Al hablar de este pasaje notamos que hay algo más profundo en este milagro. La mujer del flujo de sangre era una persona desconocida; las Escrituras no hacen referencia a su nombre, no describe si era joven o estaba en edad adulta; si analizamos su forma de actuar podríamos pensar que era una mujer tímida o temerosa, al punto de no pedir directamente su milagro a Jesús. Por otra parte, vemos una fe tan poderosa que la llevó a creer que, si lograba tocar el borde del manto de Jesús, sería sana.


Lo que realmente este acto demuestra es que la mujer del flujo de sangre, buscó el momento preciso para acercarse a Jesús.
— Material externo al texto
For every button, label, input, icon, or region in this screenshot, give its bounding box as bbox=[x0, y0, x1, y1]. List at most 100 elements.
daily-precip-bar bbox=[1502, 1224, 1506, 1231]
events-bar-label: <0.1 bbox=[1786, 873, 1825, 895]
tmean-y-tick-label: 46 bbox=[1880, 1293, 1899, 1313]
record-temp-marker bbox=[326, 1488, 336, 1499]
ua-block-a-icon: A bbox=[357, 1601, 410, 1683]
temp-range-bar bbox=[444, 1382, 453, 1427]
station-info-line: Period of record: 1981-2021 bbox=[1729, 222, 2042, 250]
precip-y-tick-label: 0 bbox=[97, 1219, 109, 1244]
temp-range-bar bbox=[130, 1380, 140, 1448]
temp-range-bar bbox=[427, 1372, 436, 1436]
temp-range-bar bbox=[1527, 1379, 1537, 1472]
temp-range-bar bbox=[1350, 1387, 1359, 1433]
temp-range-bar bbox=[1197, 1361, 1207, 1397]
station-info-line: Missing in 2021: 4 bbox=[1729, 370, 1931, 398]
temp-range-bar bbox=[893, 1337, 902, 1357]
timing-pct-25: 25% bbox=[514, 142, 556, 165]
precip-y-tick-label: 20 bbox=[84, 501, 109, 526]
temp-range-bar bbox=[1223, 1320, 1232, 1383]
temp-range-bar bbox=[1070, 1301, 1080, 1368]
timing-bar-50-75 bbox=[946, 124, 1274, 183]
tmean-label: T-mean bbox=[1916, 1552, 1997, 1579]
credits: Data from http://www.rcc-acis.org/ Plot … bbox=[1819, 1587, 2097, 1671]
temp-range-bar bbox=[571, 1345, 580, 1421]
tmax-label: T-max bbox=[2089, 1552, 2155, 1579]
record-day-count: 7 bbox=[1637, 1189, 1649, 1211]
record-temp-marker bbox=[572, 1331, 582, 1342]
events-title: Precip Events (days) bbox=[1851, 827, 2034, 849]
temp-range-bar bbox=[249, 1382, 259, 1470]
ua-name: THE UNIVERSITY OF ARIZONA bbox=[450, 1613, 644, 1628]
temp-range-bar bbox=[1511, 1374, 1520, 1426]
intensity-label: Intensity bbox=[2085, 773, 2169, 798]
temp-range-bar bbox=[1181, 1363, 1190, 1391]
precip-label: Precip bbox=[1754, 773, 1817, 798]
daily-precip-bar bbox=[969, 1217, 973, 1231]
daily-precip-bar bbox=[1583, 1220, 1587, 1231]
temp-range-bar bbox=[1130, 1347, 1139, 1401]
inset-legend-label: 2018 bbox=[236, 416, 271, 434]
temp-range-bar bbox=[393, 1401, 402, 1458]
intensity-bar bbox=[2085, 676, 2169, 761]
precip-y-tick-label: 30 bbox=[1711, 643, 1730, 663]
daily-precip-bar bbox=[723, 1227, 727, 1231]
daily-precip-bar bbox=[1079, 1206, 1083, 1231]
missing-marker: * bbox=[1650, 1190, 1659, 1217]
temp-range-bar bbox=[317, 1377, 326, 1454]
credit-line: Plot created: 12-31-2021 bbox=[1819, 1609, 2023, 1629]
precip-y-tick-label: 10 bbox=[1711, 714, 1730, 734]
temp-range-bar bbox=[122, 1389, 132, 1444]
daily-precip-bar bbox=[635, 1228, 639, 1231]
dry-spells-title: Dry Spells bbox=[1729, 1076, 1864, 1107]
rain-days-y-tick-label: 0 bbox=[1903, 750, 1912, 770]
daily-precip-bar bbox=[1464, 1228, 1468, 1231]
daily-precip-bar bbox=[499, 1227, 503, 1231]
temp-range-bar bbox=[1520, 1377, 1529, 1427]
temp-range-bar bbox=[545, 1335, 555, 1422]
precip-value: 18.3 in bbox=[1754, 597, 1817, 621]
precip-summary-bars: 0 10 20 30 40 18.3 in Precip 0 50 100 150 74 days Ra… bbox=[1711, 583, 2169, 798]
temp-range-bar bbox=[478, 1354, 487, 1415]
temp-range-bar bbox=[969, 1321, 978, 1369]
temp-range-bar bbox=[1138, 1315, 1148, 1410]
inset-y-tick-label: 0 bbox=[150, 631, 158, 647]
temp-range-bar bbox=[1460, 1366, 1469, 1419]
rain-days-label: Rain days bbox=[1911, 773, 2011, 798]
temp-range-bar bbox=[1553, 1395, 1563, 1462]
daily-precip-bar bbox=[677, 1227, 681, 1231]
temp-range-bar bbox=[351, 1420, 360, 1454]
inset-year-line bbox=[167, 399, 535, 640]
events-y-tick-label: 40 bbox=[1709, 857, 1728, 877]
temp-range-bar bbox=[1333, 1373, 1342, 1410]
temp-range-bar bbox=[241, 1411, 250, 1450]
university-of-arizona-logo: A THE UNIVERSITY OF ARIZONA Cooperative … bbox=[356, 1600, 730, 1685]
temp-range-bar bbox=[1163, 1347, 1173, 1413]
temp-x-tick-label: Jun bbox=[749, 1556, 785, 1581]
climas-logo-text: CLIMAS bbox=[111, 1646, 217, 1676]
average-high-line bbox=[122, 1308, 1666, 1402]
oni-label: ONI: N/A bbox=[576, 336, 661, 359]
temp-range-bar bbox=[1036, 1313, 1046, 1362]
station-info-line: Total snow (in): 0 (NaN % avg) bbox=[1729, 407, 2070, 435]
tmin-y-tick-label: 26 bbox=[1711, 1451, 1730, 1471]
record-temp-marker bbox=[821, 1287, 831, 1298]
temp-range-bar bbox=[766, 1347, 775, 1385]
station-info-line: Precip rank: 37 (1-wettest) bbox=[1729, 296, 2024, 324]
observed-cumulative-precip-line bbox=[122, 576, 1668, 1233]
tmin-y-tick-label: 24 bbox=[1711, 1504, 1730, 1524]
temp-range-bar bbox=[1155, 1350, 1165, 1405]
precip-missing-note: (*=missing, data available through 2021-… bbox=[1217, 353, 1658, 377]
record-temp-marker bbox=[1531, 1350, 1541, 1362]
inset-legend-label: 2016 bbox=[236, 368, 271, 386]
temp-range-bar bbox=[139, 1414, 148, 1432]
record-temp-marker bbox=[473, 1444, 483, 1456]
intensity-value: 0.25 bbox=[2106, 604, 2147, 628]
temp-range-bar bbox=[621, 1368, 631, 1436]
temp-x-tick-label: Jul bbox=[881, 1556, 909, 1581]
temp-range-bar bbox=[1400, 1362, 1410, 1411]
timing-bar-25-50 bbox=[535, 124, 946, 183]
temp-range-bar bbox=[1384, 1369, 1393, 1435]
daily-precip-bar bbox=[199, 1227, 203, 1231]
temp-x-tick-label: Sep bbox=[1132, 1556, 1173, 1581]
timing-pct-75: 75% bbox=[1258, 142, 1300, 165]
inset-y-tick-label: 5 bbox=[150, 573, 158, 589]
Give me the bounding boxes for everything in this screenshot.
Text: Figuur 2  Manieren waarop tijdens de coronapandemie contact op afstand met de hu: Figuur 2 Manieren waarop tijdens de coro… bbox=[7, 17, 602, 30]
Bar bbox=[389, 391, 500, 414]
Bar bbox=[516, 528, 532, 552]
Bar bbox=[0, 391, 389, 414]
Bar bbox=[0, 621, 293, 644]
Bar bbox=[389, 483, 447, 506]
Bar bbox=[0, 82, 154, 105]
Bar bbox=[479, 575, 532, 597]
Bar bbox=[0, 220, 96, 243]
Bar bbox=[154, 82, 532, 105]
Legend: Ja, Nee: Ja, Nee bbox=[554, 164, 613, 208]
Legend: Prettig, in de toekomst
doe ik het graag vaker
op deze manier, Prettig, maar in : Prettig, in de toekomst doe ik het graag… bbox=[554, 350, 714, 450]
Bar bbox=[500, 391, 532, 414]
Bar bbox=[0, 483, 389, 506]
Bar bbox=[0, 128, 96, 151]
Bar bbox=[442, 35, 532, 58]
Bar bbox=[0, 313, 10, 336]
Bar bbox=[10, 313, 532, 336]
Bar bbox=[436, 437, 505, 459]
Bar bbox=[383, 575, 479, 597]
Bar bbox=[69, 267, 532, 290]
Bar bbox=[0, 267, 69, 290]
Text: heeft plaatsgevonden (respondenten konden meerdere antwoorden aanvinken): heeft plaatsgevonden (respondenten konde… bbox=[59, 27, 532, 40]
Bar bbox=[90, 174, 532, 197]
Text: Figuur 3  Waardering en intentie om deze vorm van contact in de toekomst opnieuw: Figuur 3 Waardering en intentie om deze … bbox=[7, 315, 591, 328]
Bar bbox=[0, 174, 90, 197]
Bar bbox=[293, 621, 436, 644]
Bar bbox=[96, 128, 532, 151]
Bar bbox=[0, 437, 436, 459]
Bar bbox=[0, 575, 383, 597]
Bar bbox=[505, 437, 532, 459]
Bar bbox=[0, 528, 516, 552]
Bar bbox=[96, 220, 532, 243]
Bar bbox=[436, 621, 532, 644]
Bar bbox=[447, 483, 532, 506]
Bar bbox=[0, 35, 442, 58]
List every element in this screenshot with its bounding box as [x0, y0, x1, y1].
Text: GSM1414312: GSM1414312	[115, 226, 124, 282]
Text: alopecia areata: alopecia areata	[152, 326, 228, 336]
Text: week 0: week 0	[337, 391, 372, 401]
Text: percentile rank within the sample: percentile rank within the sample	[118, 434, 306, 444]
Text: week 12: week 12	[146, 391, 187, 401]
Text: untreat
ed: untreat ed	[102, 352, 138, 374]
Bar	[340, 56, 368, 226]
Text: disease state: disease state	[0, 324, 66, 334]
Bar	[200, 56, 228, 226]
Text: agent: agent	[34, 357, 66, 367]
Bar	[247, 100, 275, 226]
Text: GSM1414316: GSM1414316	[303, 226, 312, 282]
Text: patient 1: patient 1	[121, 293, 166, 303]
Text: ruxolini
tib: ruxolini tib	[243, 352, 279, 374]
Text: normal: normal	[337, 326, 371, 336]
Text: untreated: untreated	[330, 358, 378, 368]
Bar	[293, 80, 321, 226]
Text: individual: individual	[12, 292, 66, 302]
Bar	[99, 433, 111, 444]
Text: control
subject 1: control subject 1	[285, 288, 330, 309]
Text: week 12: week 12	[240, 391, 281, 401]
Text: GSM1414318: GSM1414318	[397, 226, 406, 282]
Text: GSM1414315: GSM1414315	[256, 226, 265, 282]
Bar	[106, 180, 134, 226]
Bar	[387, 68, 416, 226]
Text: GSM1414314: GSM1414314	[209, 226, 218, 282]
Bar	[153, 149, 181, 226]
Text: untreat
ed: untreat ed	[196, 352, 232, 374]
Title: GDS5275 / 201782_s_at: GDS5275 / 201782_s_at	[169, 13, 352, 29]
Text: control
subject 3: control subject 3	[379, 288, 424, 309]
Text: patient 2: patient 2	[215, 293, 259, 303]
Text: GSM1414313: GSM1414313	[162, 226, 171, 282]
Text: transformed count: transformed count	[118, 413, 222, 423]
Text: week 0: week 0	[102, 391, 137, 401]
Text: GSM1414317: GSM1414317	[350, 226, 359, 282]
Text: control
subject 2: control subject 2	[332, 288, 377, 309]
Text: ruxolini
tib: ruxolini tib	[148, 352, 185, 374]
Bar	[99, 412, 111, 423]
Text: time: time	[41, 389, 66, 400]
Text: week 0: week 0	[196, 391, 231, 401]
Ella no se dejó inhabilitar por su enfermedad; a pesar de gastar todo lo que tenía visitando médicos, en medio de su desesperación, escuchó hablar de Jesús, y fue en busca de su milagro. Sin duda alguna, esta mujer fue movida por un fuerte deseo de conquistar su sanidad, no se dio por vencida, nada pudo más que su determinación. 


Hoy te invito a ir tras el sueño que ha estado en tu corazón por tanto tiempo.

¡No te rindas!  


Oración: Señor guíame a ver mis obstáculos como una oportunidad para alcanzar lo que pensé que era inalcanzable.